Right Plan - Wrong Profession?

The description of the profession used in Northwestern’s Strategic Plan is based on data which describes a profession that very likely has undergone some radical permanent changes since the data describing the legal profession was collected. The Plan presumes a profession that existed through 2006 and is designed to address the requirements of that profession. For example in the opening pages of the Plan it notes that starting salaries for top law school graduates were “now $160,000 plus bonuses” for the top graduates of Northwestern Law School. In my blog I describe how many formerly highly paid law school graduates are now unemployed or employed for modest salaries.

The Plan also describes the growth in the demand for legal services, based on law firm revenues from 2000 to 2006 which show legal services overall slightly outpacing GDP and the revenue of the Top 200 US law firms dramatically exceeding GDP with an annualized growth rate of 9.8%.

2007 has brought dramatic changes to the global as well as the US economy. Similar impacts have been felt by the legal profession. The reduction in the demand for legal services as well as the incomes of lawyers has been widely publicized. Perhaps even more importantly, the role that the law might have played in the US and other cultures may well be changing. Most notably, the central feature of at least the US legal system, lawsuits, appears to be disappearing. As I suggest in this series of blogs, this change may not be a mere function of the economic climate, but a cultural shift in which the role played by law is being replaced by other factors in the culture to order and control behavior.

Northwestern’s plan explicitly describes itself as not being a new effort, but describes itself as “refreshing portions of its 1998 Strategic Plan and “fine tun[ing]” the school’s response to the continuing challenges for legal education. Its biggest problem may be that it does just that and in doing so may have fallen into the trap that has plagued legal education—its uncanny ability to train lawyers for the profession of the past.

Are There New Salary Guidelines for In-house Attorneys?

I know you are waiting for my insight into the local rule making process, but I just have to respond to the news about the Mayer Brown Associates sent in-house at a fraction of their former salaries and without any guarantee that they will remain employed. The question is what does that mean for in-house salaries.

These were lawyers who were making $200,000 and are now making $60,000 working for United Air Lines and Fortune Brands just to name a few. Apparently, the deal was worked out as an alternative to unemployment; Mayer Brown has apparently let over 70 lawyers go since last November. When I first took on this role of blogger for ACC one of the topics that it was suggested that I write about was the high salaries of associates’ at large firms.

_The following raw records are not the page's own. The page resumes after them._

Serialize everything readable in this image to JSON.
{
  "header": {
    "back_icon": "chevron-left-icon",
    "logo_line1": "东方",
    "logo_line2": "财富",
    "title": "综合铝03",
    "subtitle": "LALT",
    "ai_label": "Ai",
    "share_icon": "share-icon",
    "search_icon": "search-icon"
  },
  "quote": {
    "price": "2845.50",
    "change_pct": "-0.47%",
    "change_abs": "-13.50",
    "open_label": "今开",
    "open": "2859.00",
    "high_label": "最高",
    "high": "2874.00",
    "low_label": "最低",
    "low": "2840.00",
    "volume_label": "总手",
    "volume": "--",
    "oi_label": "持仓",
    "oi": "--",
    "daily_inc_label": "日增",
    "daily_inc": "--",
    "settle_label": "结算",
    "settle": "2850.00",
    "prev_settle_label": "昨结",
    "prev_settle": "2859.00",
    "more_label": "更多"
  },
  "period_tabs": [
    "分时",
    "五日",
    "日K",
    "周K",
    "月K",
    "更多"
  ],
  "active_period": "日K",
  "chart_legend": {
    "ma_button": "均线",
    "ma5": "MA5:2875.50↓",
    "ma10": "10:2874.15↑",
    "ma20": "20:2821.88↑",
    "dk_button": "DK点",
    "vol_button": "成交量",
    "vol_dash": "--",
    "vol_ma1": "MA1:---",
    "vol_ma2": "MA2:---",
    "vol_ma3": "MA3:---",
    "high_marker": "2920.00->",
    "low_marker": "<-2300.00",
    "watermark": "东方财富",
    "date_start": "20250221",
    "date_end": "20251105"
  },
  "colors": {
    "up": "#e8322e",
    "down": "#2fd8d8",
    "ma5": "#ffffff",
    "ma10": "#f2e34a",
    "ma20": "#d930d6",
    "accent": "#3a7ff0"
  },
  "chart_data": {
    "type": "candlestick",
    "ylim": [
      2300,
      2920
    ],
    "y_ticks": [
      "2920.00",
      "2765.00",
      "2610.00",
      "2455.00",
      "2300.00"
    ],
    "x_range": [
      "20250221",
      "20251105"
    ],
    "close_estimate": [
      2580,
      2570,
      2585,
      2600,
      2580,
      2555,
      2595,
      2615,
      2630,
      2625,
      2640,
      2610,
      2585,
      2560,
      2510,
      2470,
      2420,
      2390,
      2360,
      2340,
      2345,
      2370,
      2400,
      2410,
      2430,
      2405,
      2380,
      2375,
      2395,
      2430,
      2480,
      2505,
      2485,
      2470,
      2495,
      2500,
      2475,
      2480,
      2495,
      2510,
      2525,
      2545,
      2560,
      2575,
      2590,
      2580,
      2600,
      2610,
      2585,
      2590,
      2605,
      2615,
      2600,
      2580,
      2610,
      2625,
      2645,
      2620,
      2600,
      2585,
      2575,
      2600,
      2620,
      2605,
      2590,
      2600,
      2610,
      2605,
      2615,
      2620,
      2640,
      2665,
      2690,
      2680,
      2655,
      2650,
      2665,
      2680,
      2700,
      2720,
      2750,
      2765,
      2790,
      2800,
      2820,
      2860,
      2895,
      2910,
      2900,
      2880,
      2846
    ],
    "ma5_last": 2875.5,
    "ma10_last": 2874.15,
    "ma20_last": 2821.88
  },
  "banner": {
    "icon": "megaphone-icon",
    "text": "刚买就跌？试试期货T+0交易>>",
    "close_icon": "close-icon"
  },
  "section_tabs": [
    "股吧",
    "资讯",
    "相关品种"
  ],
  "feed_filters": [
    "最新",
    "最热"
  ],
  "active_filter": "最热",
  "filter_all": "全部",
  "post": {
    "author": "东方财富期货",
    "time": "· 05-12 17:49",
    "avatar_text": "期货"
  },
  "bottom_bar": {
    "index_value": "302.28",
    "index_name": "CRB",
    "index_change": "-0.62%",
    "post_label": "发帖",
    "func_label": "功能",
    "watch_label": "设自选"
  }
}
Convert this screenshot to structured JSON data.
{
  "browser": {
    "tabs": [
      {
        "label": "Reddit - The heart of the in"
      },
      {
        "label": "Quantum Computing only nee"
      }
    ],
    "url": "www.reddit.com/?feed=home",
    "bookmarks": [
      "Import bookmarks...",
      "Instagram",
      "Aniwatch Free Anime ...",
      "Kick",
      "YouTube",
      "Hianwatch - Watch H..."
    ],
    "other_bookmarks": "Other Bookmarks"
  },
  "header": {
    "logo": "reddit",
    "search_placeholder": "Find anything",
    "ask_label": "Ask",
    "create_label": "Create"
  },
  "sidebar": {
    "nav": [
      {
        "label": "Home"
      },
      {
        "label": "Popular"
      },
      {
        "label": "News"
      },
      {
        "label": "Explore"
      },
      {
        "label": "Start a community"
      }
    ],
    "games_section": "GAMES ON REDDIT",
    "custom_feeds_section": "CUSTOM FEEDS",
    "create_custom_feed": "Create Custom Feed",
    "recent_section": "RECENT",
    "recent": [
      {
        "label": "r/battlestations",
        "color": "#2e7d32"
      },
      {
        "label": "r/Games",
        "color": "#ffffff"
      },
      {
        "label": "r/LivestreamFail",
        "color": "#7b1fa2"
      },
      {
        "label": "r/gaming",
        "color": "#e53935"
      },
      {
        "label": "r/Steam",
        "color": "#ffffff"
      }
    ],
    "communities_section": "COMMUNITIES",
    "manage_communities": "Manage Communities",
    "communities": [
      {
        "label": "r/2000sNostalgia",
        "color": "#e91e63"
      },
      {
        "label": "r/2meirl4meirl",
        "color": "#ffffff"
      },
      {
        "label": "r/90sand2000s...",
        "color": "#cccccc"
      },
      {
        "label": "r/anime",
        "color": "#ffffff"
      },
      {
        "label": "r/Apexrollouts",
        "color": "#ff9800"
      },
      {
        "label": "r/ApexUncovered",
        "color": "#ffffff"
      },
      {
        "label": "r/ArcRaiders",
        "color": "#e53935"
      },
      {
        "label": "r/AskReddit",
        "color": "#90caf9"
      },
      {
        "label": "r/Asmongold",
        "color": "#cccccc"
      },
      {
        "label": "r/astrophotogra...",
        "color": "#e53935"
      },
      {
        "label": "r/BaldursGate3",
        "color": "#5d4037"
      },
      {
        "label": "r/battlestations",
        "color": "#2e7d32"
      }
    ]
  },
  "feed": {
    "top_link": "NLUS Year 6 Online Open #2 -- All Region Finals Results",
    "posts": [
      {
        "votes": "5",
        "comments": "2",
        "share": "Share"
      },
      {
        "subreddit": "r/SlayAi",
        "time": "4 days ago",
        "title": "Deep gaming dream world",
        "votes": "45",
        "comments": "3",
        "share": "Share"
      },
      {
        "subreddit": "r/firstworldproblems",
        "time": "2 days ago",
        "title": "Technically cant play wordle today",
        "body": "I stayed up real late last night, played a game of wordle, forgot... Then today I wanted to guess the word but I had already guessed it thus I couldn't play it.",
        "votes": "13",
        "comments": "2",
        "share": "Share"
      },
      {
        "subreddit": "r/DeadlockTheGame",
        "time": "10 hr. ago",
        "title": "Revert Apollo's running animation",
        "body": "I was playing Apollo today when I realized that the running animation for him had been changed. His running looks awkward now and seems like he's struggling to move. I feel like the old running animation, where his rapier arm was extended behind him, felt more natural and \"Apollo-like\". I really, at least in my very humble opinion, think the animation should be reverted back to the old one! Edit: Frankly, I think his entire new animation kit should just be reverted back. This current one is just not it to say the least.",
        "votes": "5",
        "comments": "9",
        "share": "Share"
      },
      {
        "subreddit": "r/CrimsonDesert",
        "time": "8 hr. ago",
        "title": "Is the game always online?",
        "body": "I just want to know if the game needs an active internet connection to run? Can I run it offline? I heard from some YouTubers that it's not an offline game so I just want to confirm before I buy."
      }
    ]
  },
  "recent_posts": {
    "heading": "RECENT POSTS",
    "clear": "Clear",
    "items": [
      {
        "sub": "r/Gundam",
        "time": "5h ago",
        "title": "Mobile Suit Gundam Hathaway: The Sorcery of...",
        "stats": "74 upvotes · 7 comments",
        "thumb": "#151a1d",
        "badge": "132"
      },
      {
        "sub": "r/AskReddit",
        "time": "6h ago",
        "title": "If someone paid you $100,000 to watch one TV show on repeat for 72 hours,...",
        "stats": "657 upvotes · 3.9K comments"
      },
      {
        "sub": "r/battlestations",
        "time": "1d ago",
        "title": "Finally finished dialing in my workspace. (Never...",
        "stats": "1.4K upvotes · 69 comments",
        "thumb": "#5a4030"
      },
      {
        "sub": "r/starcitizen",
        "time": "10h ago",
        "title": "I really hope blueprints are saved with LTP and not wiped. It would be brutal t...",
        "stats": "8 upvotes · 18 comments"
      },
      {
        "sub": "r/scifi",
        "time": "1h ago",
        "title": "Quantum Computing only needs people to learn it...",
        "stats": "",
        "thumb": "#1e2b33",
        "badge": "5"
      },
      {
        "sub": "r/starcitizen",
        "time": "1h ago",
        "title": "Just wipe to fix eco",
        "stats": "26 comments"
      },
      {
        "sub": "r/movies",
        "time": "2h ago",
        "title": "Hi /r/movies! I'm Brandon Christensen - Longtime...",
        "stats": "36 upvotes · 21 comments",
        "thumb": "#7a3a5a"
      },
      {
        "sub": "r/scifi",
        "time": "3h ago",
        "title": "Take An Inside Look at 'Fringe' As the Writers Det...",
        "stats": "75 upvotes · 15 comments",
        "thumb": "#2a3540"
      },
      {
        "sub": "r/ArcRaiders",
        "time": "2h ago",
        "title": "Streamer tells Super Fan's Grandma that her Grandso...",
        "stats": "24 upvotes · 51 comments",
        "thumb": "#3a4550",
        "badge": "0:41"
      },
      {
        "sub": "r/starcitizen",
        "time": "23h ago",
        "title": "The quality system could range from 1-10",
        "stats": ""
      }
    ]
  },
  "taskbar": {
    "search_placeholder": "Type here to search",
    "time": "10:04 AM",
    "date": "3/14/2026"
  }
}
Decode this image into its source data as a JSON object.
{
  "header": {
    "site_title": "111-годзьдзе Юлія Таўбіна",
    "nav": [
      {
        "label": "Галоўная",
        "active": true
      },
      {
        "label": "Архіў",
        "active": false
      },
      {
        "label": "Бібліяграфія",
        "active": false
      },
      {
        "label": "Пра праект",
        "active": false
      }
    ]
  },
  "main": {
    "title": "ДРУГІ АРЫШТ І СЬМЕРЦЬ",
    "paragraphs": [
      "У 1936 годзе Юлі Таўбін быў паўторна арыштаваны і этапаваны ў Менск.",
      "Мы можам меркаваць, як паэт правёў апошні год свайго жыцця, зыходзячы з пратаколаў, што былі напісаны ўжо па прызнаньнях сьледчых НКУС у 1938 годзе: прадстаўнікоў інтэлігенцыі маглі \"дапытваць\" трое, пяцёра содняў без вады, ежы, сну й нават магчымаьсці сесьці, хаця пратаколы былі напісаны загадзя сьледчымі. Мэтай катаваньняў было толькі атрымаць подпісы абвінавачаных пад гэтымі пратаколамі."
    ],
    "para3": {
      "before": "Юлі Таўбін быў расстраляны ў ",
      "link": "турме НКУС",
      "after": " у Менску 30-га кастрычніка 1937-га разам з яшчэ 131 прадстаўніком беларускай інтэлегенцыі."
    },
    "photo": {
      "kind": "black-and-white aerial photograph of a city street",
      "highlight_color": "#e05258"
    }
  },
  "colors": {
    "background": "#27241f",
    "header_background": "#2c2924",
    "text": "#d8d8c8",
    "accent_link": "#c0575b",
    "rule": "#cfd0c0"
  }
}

What a change has taken place in a year. Now the topic is how the new low salaries for associates at law firms might be harbingers of things to come in-house.

In house lawyers who expressed concern about outside firm salaries probably never imagined that the solution might have a direct impact on their own salaries, but the implication is hard to miss. Competition is good and I never really believed that the associates deserved the salaries they were making because they could not deliver the value that justified it. The same principle applies to in-house attorneys—time in grade alone does not justify salary increases (remember those things in your remote past).

Today I had a conversation with a long time friend in large firm and he expressed the view that when the economy turns (we both agreed it would be a lot later than are optimistic political leaders) it was not likely that the practice as they new it would return. People would not be willing to pay as they did in the past and delivery of legal services had to be fundamentally rethought.

Those in legal marketing are likely going to have to reinvent themselves as the old shibboleths that defined the kernels their sales pitch may become irrelevant. Who knows, you may even see prices on law firm web sites.

What does it mean for in-house—at the very least it means a lot more people vying for a lot fewer jobs and a level of competition which may well change the culture of the practice.